While most pages within AntWiki are individually assembled by dedicated contributors, some pages, "AntWiki Reports", contain information compiled and synthesised from data harvested from other AntWiki pages. These Report pages are periodically updated, normally after a heavy edit session by an editor.
The data used in these reports are harvested and assembled into CSV files. These files are available directly from AntWiki, and include the following.
- List of valid genera (names in use) (tab-delimited text) (Date: 2023-03-05)
- List of invalid genera (names not in use) (tab-delimited text) (Date: 2023-03-05)
- List of valid species (names in use) (tab-delimited text) (Date: 2023-03-05)
- List of invalid species (names not in use) (tab-delimited text) (Date: 2023-03-05)
- Type specimen details (tab-delimited text) (Date: 2023-03-05)
- List of valid fossil genera (names in use) (tab-delimited text) (Date: 2022-12-16)
- List of valid fossil species (names in use) (tab-delimited text) (Date: 2023-03-05)
- World Distribution
- Distribution based on World Distribution Data (AntWiki Data (tab-delimited text)) (Date: 2014-11-17)
- Distribution based on Regional Taxon Lists (combined Regional Taxon Lists data (tab-delimited text)) (Date: 2023-03-05)
Data is harvested primarily from templates found on individual pages.
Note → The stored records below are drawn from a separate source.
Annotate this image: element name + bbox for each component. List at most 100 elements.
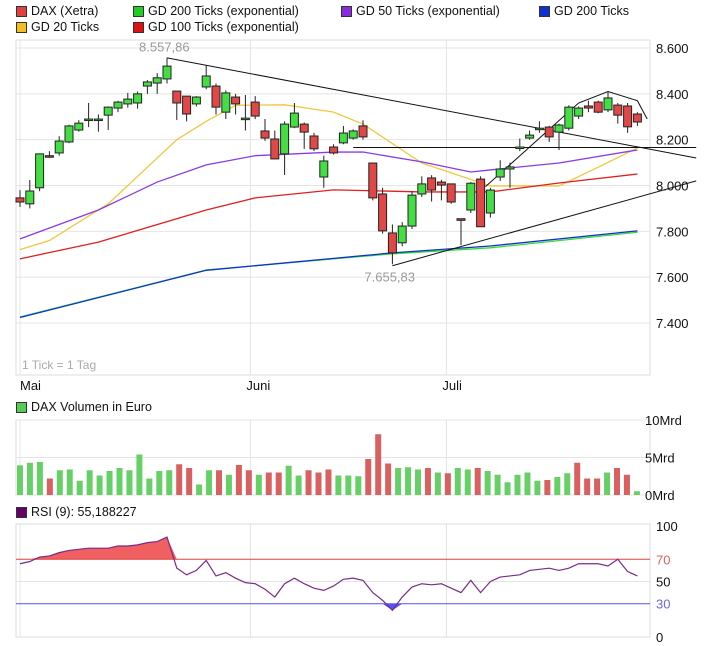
- volume-bar: [26, 462, 33, 495]
- volume-bar: [444, 473, 451, 495]
- volume-bar: [146, 478, 153, 495]
- legend-item-gd200: GD 200 Ticks: [539, 4, 629, 18]
- volume-bar: [156, 471, 163, 495]
- volume-bar: [355, 476, 362, 495]
- legend-item-gd50-exp: GD 50 Ticks (exponential): [341, 4, 500, 18]
- volume-bar: [166, 470, 173, 495]
- volume-bar: [345, 475, 352, 495]
- candle: [133, 93, 143, 104]
- candle: [35, 153, 45, 189]
- candle: [593, 101, 603, 113]
- candle: [329, 146, 339, 154]
- candle: [397, 225, 407, 244]
- tick-note: 1 Tick = 1 Tag: [22, 358, 97, 372]
- candle: [368, 162, 378, 199]
- candle: [319, 160, 329, 178]
- volume-bar: [106, 471, 113, 495]
- volume-bar: [216, 470, 222, 495]
- rsi-panel-frame: [15, 523, 651, 638]
- legend-swatch: [16, 506, 27, 518]
- volume-bar: [464, 469, 471, 495]
- candle: [544, 126, 554, 138]
- y-tick-label: 8.200: [656, 133, 689, 148]
- candle: [427, 177, 437, 191]
- volume-bar: [554, 477, 561, 495]
- y-tick-label: 0Mrd: [645, 488, 675, 503]
- candle: [495, 168, 505, 178]
- volume-bar: [285, 465, 292, 495]
- candle: [613, 104, 623, 116]
- volume-legend-label: DAX Volumen in Euro: [31, 400, 152, 414]
- legend-swatch: [341, 5, 352, 17]
- candle: [152, 77, 162, 84]
- volume-bar: [76, 480, 83, 495]
- legend-swatch: [16, 401, 27, 413]
- candle: [113, 101, 123, 109]
- candle: [574, 107, 584, 117]
- volume-bar: [405, 467, 412, 495]
- volume-bar: [176, 464, 183, 495]
- volume-bar: [56, 470, 63, 495]
- volume-legend: DAX Volumen in Euro: [16, 400, 152, 414]
- y-tick-label: 10Mrd: [645, 413, 682, 428]
- volume-bar: [335, 475, 342, 495]
- volume-bar: [544, 480, 551, 495]
- x-tick-label: Juli: [442, 378, 462, 393]
- legend-label: GD 200 Ticks: [554, 4, 630, 18]
- volume-bar: [584, 478, 591, 495]
- legend-swatch: [133, 5, 144, 17]
- y-tick-label: 5Mrd: [645, 451, 675, 466]
- candle: [387, 232, 397, 254]
- legend-label: DAX (Xetra): [31, 4, 99, 18]
- price-annotation: 7.655,83: [364, 269, 415, 284]
- volume-bar: [504, 482, 511, 495]
- volume-bar: [225, 474, 232, 495]
- y-tick-label: 70: [656, 552, 670, 567]
- candle: [172, 90, 182, 104]
- rsi-line: [19, 536, 638, 612]
- candle: [446, 183, 456, 203]
- volume-bar: [395, 468, 402, 495]
- volume-bar: [46, 478, 53, 495]
- candle: [250, 101, 260, 117]
- legend-item-gd20: GD 20 Ticks: [16, 20, 99, 34]
- candle: [123, 98, 133, 105]
- volume-bar: [265, 472, 272, 495]
- legend-item-dax: DAX (Xetra): [16, 4, 98, 18]
- volume-bar: [315, 472, 322, 495]
- candle: [240, 117, 250, 121]
- candle: [436, 181, 446, 186]
- candle: [211, 85, 221, 108]
- rsi-oversold-fill: [20, 603, 638, 611]
- candle: [564, 106, 574, 129]
- trend-line: [485, 91, 648, 188]
- volume-bar: [255, 474, 262, 495]
- legend-swatch: [539, 5, 550, 17]
- y-tick-label: 50: [656, 575, 670, 590]
- volume-bar: [385, 463, 392, 495]
- volume-bar: [36, 462, 43, 495]
- moving-average-line: [19, 149, 638, 240]
- volume-bar: [574, 462, 581, 495]
- candle: [270, 138, 280, 160]
- candle: [309, 135, 319, 150]
- candle: [191, 96, 201, 105]
- main-panel-frame: [15, 39, 651, 376]
- y-tick-label: 100: [656, 519, 678, 534]
- y-tick-label: 0: [656, 630, 663, 645]
- trend-line: [166, 57, 697, 159]
- volume-bar: [614, 468, 620, 495]
- volume-bar: [633, 491, 640, 495]
- candle: [221, 92, 231, 113]
- volume-bar: [365, 459, 372, 495]
- candle: [525, 134, 535, 139]
- volume-bar: [206, 470, 213, 495]
- candle: [182, 95, 192, 115]
- candle: [142, 81, 152, 87]
- candle: [64, 125, 74, 143]
- candle: [15, 197, 25, 203]
- legend-label: GD 50 Ticks (exponential): [356, 4, 500, 18]
- rsi-overbought-fill: [20, 537, 638, 560]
Templates provide highly structured (and therefore predictable) data that can be parsed and interpreted relatively easily and reliably. In a few cases data is parsed directly from pages. This is only done when pages are relatively simple and have constant formatting across all relevant pages.
The resulting CSV files are imported into the relational database SQLite. This SQLite database is used by a set of relatively small Visual Studio C# modules to create text for each Report. Once complete, this text is uploaded to AntWiki, refreshing the existing pages with the latest information. The harvesting and compiling processes are automated and require minimal human interaction. At the same time, the harvesting process checks each page for errors and inconsistencies. When these are encountered the harvester stops with an error message, and does not continue until a human has corrected the error and restarted the harvester.
It should be noted that since Report pages are automatically updated, any changes made directly to these pages will be lost during the update process. Required changes should be made to the pages holding these data, primarily species pages and regional taxon list pages, rather than to the Report page itself.